Friday, July 31, 2009

Unix vs microsoft?

If we have CD-ROM, DVD-ROM, floppy drive and TWENTY-FOUR (24) logic disk partitions on a single Windows system with a very big disk drive, how do we handle these drives per Microsoft's 26-letter drive naming convention? If it is on a Unix or Linux system, do we have similar problem

Unix vs microsoft?
As long as you are using NTFS in Windows 2000/XP or greater, then you can map the partitions as directories under an existing drive letter (typically C:). Otherwise, you are limited to 26... A/B for floppy, C for the boot partition, then usually D/E for CD/DVD, and 21 more for additional partitions.





Essentially, UNIX requires you to "mount" all partitions (and external devices) as a directories within the root, or slash / (which represent the boot partition)... so UNIX/Linux has never had a limitation.

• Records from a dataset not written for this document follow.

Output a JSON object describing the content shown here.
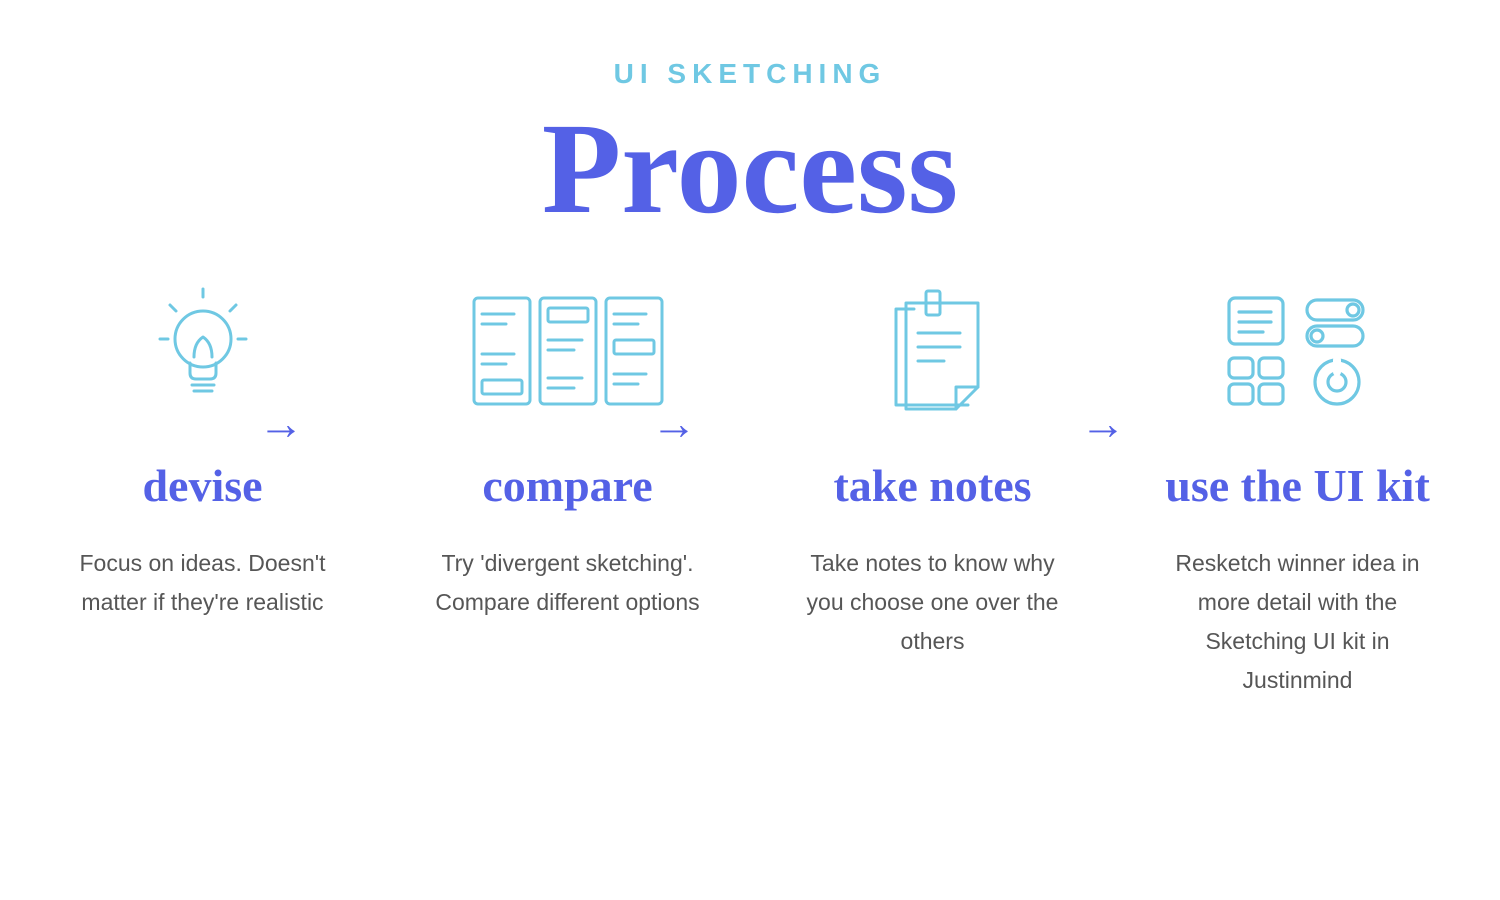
{
  "header": {
    "eyebrow": "UI SKETCHING",
    "title": "Process"
  },
  "steps": [
    {
      "icon": "lightbulb-icon",
      "title": "devise",
      "description": "Focus on ideas. Doesn't matter if they're realistic"
    },
    {
      "icon": "wireframes-icon",
      "title": "compare",
      "description": "Try 'divergent sketching'. Compare different options"
    },
    {
      "icon": "note-icon",
      "title": "take notes",
      "description": "Take notes to know why you choose one over the others"
    },
    {
      "icon": "uikit-icon",
      "title": "use the UI kit",
      "description": "Resketch winner idea in more detail with the Sketching UI kit in Justinmind"
    }
  ],
  "colors": {
    "accent_light": "#6fc8e3",
    "accent": "#5461e6",
    "body_text": "#565656"
  },
  "arrow_glyph": "→"
}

The final question is why 24 partitions? The latest Windows and Unix/Linux versions can handle Terabyte drives without the need for partitioning.
Reply:Why so many partitions? Totally illogical.
Reply:I think in windows it would then go aa:\ ab:\ and so on, but I don't know how many drives you could have total. in unix(linux, at least) the cd and dvd wouldn't matter because they would be cd0, dvd0 or something like that. the partitions would be sda1 - sda99 or hda1 - hda99. I don't know how many it would support total either. but if you have a disk big enough to need all those partitions, you should get lots of disks or a raid in case that one disk goes out.